A surprisingly relaxed year for global power growth made it easier for wind and solar in their ongoing effort to cover marginal demand in 2025. According to the IEA, in fact, combined generation from new wind and solar, along with the help from nuclear power growth, almost met total demand. Impressive! As energy transitionists understand, that is the holy-grail crossover point that, if breached—and then breached repeatedly—would inevitably trigger emissions declines in the global power sector. Alas, we are still not there.

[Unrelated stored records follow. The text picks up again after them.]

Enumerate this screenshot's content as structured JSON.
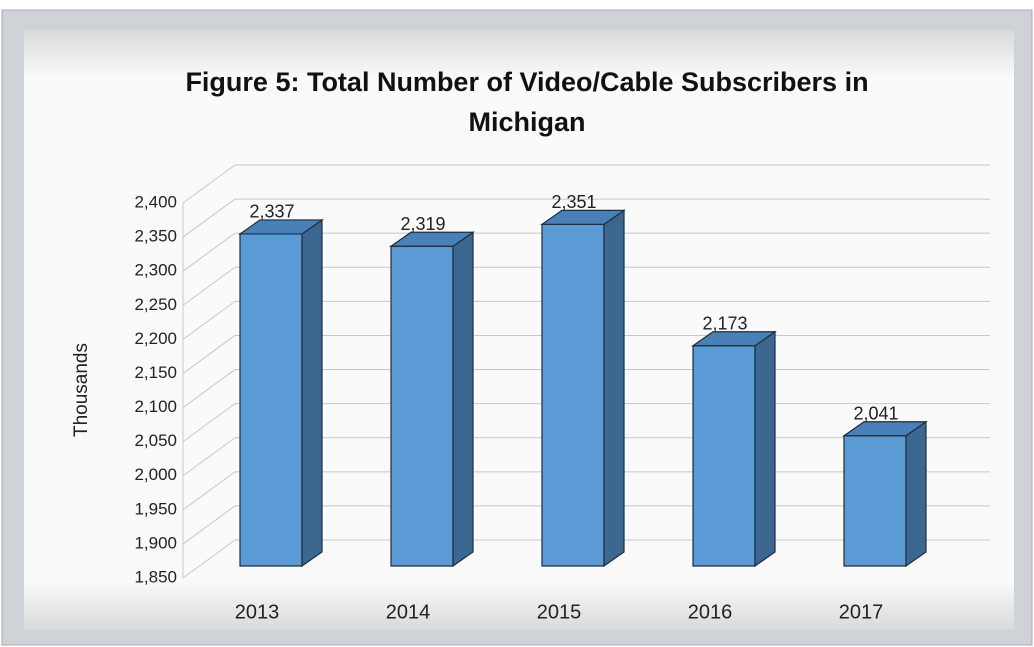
{
  "chart_data": {
    "type": "bar",
    "title": "Figure 5: Total Number of Video/Cable Subscribers in Michigan",
    "y_label": "Thousands",
    "categories": [
      "2013",
      "2014",
      "2015",
      "2016",
      "2017"
    ],
    "values": [
      2337,
      2319,
      2351,
      2173,
      2041
    ],
    "value_labels": [
      "2,337",
      "2,319",
      "2,351",
      "2,173",
      "2,041"
    ],
    "color": "#5b9bd5",
    "ylim": [
      1850,
      2400
    ],
    "yticks": [
      {
        "value": 1850,
        "label": "1,850"
      },
      {
        "value": 1900,
        "label": "1,900"
      },
      {
        "value": 1950,
        "label": "1,950"
      },
      {
        "value": 2000,
        "label": "2,000"
      },
      {
        "value": 2050,
        "label": "2,050"
      },
      {
        "value": 2100,
        "label": "2,100"
      },
      {
        "value": 2150,
        "label": "2,150"
      },
      {
        "value": 2200,
        "label": "2,200"
      },
      {
        "value": 2250,
        "label": "2,250"
      },
      {
        "value": 2300,
        "label": "2,300"
      },
      {
        "value": 2350,
        "label": "2,350"
      },
      {
        "value": 2400,
        "label": "2,400"
      }
    ],
    "grid": true
  }
}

According to the IEA, total global power demand rose by an unexpectedly weak 850 TWh in 2025. That represented just 3% growth during a period when the IEA had confidently forecasted steady, sequential 4% annual growth for last year, this year, and the next. In the chart below, you can see the year-over-year deceleration in total demand, and how combined wind and solar growth fared by comparison. While nuclear is not shown, according to the IEA, it alone advanced by 34 TWh. Ergo, when you add that to wind and solar’s 799 TWh of growth, the total nearly covers the entire 850 TWh.

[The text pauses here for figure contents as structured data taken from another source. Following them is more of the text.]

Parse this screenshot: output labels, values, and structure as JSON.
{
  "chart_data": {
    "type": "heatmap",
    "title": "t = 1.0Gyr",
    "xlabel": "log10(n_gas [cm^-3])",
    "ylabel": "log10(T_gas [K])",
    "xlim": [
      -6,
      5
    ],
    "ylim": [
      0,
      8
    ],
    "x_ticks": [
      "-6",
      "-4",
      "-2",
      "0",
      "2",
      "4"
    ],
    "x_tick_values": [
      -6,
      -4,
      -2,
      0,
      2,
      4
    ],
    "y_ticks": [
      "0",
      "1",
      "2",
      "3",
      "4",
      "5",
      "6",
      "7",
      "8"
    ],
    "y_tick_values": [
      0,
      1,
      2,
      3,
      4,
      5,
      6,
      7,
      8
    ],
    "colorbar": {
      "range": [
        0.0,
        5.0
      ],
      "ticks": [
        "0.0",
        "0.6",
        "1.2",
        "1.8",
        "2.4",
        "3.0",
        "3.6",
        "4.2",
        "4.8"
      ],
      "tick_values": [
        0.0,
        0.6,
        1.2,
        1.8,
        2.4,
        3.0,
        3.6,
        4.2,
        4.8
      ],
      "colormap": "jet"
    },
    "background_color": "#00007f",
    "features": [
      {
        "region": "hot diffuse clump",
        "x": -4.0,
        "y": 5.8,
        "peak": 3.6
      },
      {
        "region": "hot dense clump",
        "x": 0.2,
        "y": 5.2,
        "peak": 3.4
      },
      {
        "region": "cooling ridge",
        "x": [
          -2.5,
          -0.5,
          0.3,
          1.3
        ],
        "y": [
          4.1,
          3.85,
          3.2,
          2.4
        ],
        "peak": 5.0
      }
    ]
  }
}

Just to remind, Cold Eye Earth remains uncomfortable with the catch-all category known as “renewables,” which is a kind of jambalaya stew composed of everything from highly unstable hydropower to dreaded biofuels (ugh). This is not to say that emerging sources like geothermal, for example, aren’t both exciting and promising, but rather that sources like wind, solar, and nuclear are superior for tracking purposes, because they adhere to manufacturing and thus learning rate dynamics in addition to being either zero or near-zero carbon sources. Moreover, as Cold Eye Earth has pointed out for years, wind and solar are the clear leaders—by leaps and bounds—beyond all the other “renewable” sources. If you’re looking for the tip of the spear in how we’ll eventually decarbonize the power sector, look always to those two (with nuclear just behind) until some radical scientific and economic breakthrough occurs that can scale. Hint: If pressed to identify where that breakthrough may arrive among geothermal, hydropower, biofuels, wave (ocean) energy, hydrogen, and some as-yet-unnamed energy source, the current choice would have to be geothermal.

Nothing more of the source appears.